Au fil des dernières années, l’IG médicamenteuse tend à devenir de plus en plus prépondérante aux dépens de la chirurgie.13 Elle consiste à prendre dans un premier temps un antiprogestatif (mifépristone – Mifégyne) puis, après 24-48 h, en milieu hospitalier, un inhibiteur de la prostaglandine (misoprostol – Cytotec) qui provoquera des contractions utérines avec un avortement dans les deux à six heures.14,15 Plusieurs cantons proposent l’IG à domicile jusqu’à la 7e semaine d’aménorrhée sous certaines conditions (domicile à proximité de l’hôpital, absence de contre-indication psychiatrique, âge > 18 ans). Le misoprostol administré par voie vaginale est plus efficace et a moins d’effets indésirables que par voie orale (nausée, vomissement, diarrhée).16 Les contre-indications à l’utilisation de mifépristone-misoprostol sont rares et comprennent l’allergie à l’un des composants, la maladie d’Addison, la porphyrie et la grossesse ectopique.14
Parmi les méthodes chirurgicales, lors d’IG du premier trimestre, l’aspiration est plus efficace et sûre que le curetage. La pose d’un stérilet doit être proposée dans le même temps lors d’un avortement chirurgical.14
Les deux types de méthode sont sûrs et efficaces (0,2-2% d’échecs lors du 1er trimestre) et ne prétéritent pas le potentiel reproductif de la patiente. Le risque de complication chirurgicale majeure est de 0,7/1000 IG. Le risque hémorragique au cours du 1er trimestre est très faible.14
Après une IG médicamenteuse ou chirurgicale pratiquée avec succès avant la 9e semaine d’aménorrhée, l’auto-évaluation par la patiente (saignement important, fièvre, douleur mal contrôlée, symptômes de grossesse persistant 1-2 semaines après l’IG médicamenteuse) est suffisante et une consultation de suivi n’est pas nécessaire.14,16 Cependant, un contrôle après 2-3 semaines permettra de discuter du vécu de l’IG, de dépister une éventuelle situation de détresse persistante et de discuter de la suite de la contraception.14
La Suisse présente l’un des taux les plus faibles d’IG au monde. On assiste également à une diminution du nombre d’avortements plus marquée chez les jeunes femmes de 15 à 19 ans sur les dernières années.13 Les centres de planning familial jouent un rôle central en matière de santé sexuelle dans l’accompagnement, l’enseignement, la prévention des GND, du VIH et des autres infections sexuellement transmissibles. Il conviendrait de les promouvoir et de favoriser la formation du médecin de premier recours en santé reproductive et sexuelle.
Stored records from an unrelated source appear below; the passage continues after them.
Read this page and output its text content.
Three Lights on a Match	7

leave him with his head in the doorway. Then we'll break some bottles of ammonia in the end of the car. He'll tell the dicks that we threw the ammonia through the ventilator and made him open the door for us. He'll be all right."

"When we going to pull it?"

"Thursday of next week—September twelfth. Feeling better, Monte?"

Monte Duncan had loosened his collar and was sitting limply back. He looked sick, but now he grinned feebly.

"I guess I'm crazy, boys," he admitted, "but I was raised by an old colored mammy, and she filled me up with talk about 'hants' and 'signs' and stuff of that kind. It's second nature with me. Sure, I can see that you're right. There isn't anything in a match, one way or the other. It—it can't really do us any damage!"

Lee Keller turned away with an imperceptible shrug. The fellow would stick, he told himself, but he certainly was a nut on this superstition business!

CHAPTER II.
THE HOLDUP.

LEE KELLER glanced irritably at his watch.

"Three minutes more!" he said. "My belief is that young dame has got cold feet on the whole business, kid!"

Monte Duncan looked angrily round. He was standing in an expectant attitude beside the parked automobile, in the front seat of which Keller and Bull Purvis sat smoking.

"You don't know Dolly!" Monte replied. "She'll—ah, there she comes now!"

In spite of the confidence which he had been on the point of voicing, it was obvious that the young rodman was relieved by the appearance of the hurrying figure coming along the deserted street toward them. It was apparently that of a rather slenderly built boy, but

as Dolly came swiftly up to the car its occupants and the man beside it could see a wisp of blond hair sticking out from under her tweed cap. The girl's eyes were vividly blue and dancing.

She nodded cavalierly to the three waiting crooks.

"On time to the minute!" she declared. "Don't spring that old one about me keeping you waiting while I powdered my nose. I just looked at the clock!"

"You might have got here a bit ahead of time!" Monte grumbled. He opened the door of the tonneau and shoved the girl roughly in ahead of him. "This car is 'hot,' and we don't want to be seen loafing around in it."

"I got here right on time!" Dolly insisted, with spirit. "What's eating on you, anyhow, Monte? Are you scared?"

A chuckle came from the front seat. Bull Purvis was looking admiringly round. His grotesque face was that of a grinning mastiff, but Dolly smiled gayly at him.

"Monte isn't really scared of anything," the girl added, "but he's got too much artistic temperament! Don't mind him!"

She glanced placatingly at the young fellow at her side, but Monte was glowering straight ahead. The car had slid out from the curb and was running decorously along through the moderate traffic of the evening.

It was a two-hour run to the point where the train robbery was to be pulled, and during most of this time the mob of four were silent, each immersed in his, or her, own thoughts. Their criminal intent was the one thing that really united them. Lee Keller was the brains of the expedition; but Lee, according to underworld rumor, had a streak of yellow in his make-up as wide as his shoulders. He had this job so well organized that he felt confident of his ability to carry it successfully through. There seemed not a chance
> Afin d’améliorer l’observance, le choix de la contraception pour chaque femme doit être personnalisé, adapté au maximum à son mode de vie et à ses besoins. Il se base sur une décision partagée patiente-médecin
> Les LARC devraient systématiquement être proposés en raison de leur haute efficacité, facilité d’utilisation, réversibilité, absence de contre-indications majeures
> Seules les méthodes œstroprogestatives combinées augmentent le risque thromboembolique
> Le lévonorgestrel est efficace comme contraception d’urgence jusqu’à 72 h après un rapport à risque et disponible sans ordonnance. L’acétate d’ulipristal et le stérilet au cuivre sont efficaces jusqu’à 120 h. Toutes ces méthodes peuvent être proposées aux adolescentes
> Le médecin généraliste doit connaître et conseiller un recours aux centres de planning familial qui constituent un réseau très utile et accessible gratuitement dans toute la Suisse
Family doctors can play an important role in preventing unplanned pregnancies.This article addresses the different contraceptives methods available in Switzerland, which are classified in 2 groups and recommends using the GATHER approach (Greet, Ask, Tell, Help, Explain, Return) to promote compliance.LARC (long acting reversible contraceptives) can be recommended to any woman who needs a reliable birth control method. These contraceptives require minimum effort for high efficiency.Further explanation regarding the use of an emergency contraception must be provided when short action contraceptives are chosen. Switzerland’s abortion rate is one of the lowest in the world. Medical abortion tends to be more and more prominent. Under certain circumstances, it can be self-administered at home.